Published on October 22, 2015

Involve’s ‘Room for a View’ represents an important intervention in the debate on democracy’s future direction : Democratic Audit UK

By Josephine Suherman-Bailey

Josephine is a Policy Analyst at Involve. She supports Involve's work on the UK Open Government Partnership civil society network and Sciencewise. She is especially interested in opening up decision-making to those who might otherwise struggle to be heard by policy-makers.

Graham Smith of the Centre for the Study of Democracy at the University of Westminster blogged for Democratic Audit in response to the launch of Involve’s new report, Room for a View, by our director Simon Burall. We’ve cross posted the blog from the Democratic Audit site below.

 

Simon Burall’s Room for a View represents an important reflective intervention from an experienced voice from the world of democratic practice. It was my pleasure to host Simon as a visiting fellow at the Centre for the Study of Democracy (CSD) at the University of Westminster. Normally our visitors come for a semester or a year to wrestle with some knotty problem in democratic theory. Simon came for two weeks. But in that time, Simon adjusted to life beyond his hectic leadership duties with Involve and threw himself into a brief but fruitful engagement with recent academic work. It’s quite a challenge – and responsibility – to be faced with someone who says ‘tell me what’s the one thing I should read?
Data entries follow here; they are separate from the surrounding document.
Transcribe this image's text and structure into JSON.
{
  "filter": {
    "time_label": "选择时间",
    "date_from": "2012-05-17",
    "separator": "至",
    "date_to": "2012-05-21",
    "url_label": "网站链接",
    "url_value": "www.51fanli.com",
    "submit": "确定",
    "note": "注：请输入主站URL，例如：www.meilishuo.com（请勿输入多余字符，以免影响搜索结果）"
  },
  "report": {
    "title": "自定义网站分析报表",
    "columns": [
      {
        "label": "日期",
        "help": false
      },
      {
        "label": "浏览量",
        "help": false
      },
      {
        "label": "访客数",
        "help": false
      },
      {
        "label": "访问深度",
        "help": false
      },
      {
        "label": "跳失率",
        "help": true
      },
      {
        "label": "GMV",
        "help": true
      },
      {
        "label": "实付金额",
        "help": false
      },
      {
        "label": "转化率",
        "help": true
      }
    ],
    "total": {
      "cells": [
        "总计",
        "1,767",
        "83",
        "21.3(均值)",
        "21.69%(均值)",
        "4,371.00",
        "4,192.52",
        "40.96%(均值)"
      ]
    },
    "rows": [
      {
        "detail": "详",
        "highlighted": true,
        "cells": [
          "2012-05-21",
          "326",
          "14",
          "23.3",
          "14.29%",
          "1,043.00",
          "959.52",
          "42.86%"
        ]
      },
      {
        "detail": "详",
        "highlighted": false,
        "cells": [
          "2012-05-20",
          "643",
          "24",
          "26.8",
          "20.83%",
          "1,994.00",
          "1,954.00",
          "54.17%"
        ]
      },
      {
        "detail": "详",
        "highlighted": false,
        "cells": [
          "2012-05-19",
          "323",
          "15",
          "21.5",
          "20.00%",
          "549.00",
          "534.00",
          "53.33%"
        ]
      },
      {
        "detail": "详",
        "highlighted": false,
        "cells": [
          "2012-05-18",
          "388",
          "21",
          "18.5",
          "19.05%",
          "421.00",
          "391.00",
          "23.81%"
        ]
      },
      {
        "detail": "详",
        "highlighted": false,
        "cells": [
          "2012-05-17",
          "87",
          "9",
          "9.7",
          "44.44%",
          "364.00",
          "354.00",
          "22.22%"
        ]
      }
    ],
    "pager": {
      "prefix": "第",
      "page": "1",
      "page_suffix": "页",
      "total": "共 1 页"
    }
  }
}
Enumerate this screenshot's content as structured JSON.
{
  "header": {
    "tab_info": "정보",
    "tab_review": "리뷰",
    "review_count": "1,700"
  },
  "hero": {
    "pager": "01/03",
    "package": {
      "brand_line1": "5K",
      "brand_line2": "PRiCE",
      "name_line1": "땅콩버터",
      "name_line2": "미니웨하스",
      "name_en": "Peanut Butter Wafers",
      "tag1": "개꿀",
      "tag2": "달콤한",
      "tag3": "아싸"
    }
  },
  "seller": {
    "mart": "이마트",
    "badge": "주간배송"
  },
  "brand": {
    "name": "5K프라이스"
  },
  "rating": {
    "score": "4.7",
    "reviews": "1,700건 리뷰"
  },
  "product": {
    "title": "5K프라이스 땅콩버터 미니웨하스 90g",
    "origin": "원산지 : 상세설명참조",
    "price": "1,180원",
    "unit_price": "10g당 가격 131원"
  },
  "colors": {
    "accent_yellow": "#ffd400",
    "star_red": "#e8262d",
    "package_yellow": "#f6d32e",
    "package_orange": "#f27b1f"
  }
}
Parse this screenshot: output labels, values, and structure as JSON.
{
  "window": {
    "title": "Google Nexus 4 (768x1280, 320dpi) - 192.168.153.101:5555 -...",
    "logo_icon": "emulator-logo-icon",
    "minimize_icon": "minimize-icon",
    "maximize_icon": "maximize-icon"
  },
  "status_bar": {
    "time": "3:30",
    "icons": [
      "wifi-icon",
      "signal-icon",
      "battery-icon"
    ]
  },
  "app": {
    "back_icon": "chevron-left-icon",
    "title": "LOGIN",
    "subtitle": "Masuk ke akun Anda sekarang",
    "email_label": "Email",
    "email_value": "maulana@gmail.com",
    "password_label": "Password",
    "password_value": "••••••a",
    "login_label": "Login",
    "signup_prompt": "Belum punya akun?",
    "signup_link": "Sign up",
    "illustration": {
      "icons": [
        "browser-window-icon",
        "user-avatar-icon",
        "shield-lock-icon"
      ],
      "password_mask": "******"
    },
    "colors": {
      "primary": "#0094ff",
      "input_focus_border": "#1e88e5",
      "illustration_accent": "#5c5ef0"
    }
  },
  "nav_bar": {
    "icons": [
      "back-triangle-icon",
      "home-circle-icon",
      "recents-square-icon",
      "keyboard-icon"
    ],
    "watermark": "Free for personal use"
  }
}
I’ve only got a fortnight!’

What is so interesting about Simon’s piece from my perspective is how the recent work in democratic theory – in particular on democratic systems – spoke to his condition and how he refashioned these ideas in relation to his practical concerns. Academics (well, some) worry that their ideas are too abstract and distant from everyday practice. Room for a View is a result of this practice-theory encounter and speaks volumes for the need to create more opportunities for fruitful and creative engagement across communities that too rarely interact.

I have an ambiguous relationship with the turn to deliberative systems in democratic theory. I recognize the charge that both theorists and practitioners tend to be too focused on individual instances of participation with not enough regard to the role that deliberation plays across the broader democratic system in a range of institutions, associations and networks. However, I worry that some deliberative theorists have become so focused on the systemic level, that they disregard and on occasion accept the existence of non-deliberative practices that can encourage the marginalization and oppression of vulnerable groups – as long as the overall impact is positive for the system as a whole.

That said, I can see why for Simon and other democratic practitioners the systems vocabulary is of value – potentially offering them novel ways to conceptualise and understand the role and impact of their work. And in so doing, potentially helping them to reframe their activities.

I was pleased to host Simon and see it as part of CSD’s mission to continue to develop opportunities to work with civil society organisations, in particular from the democracy sector. Activists, practitioners and academics have a great deal to learn from each other.